A proposal for habitat corridors for the SBB in the draft Biodiversity Conservation Strategy, released in 2011, was withdrawn by the State Government and revised using consultation. The proposal is that there should be at least two 80m wide corridors leading to reserves to the south and reserves or Green Wedge land to the east – to ensure the sustainability of the species. The former Growling Grass Frog corridor along Clyde Creek should be reinstated.
There is too much of the Biodiversity Conservation Strategy that’s left to the Precinct Structure Planning process, rather than an independent role of a monitor to ensure impartiality.
In March 2014, the Coalition state government removed habitat corridors from its plans to protect the southern brown bandicoot in the southeast. and DEPI and Parks Victoria declared a secret war on Southern Brown Bandicoot ~ April 2014
Once common in the south-east, now, just two viable populations remain in the region – at Royal Botanic Gardens in Cranbourne and in undeveloped parts of Koo Wee Rup at the northern end of Western Port. A third population on Quail Island in Western Port has been decimated by wild pigs released on the island by hunters.

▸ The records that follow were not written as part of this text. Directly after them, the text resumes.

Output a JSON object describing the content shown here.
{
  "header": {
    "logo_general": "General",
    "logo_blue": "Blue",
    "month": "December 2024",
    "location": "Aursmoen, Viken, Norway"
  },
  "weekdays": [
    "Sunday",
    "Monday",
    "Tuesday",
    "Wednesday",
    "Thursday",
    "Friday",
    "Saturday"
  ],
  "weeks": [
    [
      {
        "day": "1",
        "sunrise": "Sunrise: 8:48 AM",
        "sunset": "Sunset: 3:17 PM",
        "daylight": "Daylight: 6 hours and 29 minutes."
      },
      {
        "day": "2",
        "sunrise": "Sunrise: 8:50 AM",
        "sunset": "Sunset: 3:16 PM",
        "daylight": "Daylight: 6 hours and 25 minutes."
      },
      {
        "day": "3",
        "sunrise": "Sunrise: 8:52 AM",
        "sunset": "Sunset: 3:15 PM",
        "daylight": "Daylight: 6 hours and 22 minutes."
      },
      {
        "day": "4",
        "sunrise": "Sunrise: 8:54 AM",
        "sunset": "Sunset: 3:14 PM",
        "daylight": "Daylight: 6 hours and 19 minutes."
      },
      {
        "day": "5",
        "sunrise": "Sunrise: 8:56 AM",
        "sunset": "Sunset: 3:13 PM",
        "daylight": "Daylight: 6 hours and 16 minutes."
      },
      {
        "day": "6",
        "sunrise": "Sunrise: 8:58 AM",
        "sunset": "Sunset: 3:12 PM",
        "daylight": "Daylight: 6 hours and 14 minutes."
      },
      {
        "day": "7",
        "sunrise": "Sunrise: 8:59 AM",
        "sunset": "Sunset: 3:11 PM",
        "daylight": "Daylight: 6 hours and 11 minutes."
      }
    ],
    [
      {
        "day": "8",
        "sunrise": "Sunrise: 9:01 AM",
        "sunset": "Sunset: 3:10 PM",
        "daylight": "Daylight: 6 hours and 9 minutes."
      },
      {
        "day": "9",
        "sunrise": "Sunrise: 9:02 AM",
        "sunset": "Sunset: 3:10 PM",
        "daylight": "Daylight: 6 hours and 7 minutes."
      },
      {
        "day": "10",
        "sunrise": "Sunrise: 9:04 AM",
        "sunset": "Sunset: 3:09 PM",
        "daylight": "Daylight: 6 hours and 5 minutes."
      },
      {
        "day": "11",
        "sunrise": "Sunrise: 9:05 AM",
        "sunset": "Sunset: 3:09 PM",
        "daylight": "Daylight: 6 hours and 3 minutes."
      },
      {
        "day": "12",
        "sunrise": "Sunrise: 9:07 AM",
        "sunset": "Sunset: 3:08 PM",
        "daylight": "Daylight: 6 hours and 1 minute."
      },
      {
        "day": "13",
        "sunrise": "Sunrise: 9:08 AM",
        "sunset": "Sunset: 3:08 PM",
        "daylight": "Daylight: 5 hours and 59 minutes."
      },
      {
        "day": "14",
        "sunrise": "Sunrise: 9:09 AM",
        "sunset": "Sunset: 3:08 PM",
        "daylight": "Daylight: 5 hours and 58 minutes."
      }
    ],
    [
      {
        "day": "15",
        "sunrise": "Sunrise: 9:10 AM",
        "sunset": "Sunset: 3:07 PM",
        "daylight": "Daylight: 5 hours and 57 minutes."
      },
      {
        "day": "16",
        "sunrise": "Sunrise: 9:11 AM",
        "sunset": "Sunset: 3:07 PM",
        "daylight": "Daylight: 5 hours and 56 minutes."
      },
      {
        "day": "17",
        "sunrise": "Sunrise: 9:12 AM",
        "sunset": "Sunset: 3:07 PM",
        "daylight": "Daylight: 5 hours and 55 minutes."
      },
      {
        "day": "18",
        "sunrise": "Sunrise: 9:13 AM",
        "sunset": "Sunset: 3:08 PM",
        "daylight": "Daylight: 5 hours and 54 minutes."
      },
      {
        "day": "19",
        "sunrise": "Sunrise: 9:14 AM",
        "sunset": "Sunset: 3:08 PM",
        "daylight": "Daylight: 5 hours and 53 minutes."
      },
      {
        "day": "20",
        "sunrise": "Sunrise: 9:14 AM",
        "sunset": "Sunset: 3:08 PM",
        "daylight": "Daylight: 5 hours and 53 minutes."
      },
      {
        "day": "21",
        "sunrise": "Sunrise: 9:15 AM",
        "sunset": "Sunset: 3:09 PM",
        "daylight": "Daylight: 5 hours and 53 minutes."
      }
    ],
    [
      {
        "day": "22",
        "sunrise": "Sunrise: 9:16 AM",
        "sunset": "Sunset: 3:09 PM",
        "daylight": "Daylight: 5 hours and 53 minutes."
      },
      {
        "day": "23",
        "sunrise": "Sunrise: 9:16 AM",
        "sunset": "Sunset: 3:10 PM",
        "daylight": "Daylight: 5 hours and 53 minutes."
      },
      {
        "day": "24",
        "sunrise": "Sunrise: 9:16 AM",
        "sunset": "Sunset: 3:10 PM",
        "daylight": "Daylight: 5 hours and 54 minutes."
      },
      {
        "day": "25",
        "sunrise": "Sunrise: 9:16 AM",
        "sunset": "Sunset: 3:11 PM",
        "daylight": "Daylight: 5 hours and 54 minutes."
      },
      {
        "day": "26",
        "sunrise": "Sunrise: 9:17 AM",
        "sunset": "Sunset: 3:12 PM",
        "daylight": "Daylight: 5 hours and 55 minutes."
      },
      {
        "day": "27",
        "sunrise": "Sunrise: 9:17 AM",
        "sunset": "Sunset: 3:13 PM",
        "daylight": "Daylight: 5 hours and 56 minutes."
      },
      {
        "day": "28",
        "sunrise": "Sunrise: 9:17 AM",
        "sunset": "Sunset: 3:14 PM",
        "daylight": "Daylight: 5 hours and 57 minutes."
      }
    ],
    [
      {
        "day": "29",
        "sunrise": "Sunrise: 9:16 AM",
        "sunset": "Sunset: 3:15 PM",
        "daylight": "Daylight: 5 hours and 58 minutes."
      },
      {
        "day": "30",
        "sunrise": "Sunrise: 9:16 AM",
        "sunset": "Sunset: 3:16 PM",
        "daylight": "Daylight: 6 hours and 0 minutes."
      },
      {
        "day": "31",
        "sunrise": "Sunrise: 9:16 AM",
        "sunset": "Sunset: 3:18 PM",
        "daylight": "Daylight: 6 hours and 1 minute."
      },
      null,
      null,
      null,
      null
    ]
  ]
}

The SBB is listed as an important component of the Ecological Character of the Western Port Bay Ramsar site and there is continuity of local populations of bandicoots with areas traversed by the Koo Wee Rup Bypass
They proposed to conduct regulars fox and cat control programs in the Pines for the protection of this species, knowing very well that SBB’s are not there anymore.(Already costing well over $ 100.000.00) They refuse to install a predator-proof fence around the Pines which is the only realistic way to protect the SBB in the Pines ones re-introduced. (They just want that money)
Ecologist Hans Brunner, from Frankston, has been involved with Southern Brown Bandicoots (SBB) for more than 40 years. He vividly remembers finding SBB all over the Mornington Peninsula, in the Frankston area, and especially in the Pines Flora and Fauna Reserve which had the larges and strongest colony in the region. Sadly, they have silently disappeared and in many places they’ve become extinct!
How could this happen?
Local wildlife expert Mr Legg said evidence of SBB populations recovering in a couple of places in Australia was no reason to remove legal protection. He had “reluctantly watched the crash and local extinction of SBB populations across the southeastern suburbs of greater Melbourne and within the Western Port catchment” over the past three decades.
The SBB is facing strong competition from housing growth, and urbanisation. The number of dwellings in Mornington Peninsula Shire is forecast to grow from 84,177 in 2011 to 95,955 in 2026. It’s the housing industry that’s become Victoria’s greatest growth industry, and the urban growth boundary is a slippery concept, that keeps expanding with population growth.
At least $120,000 was spent on fox and cat control, while some SBBs remained. It was unsuccessful. Protecting SBB in the region is a grand failure. What’s needed are large reserves surrounded by predator-proof fences. Some insurance colonies are need, with the rest surviving in the wild.
What’s to be gained by de-listing the SBB? Money will be saved by not having to spend in fox and cat control, and developers will be given more permits to build housing.
Jennifer Cunich, executive director of the Property Council, of course would not endorse any expansion of wildlife corridors. She dismissed any science, and any scheme would be of little benefit. It would be like a brewery recommending an AA group!
The SBB is restricted to remnant and exotic vegetation along drains and road reserves in the project area and surrounding landscape which provides cover from predators.
The VicRoads Bypass alignment intersects habitat for the SBB along the existing Healesville Koo Wee Rup Road to the south of Manks Road and core habitat of the Dalmore Koo Wee Rup Cluster of bandicoots at Railway Road/disused South Gippsland Railway Line and levees of the Bunyip River Drain Complex.
There’s no room for complacency, or sitting back watching decline. What’s needed now is to repopulate the Pines Flora and Fauna Reserve, and protect the colonies at Cranbourne Botanic gardens. Australia has the highest mammal extinction rate of the modern world, and any “fauna” reserve and green wedges must have local native species. It’s easy to say there are “plenty” elsewhere, but extinction is a process, not one event, and allowing local extinctions is part of a process that MUST stop!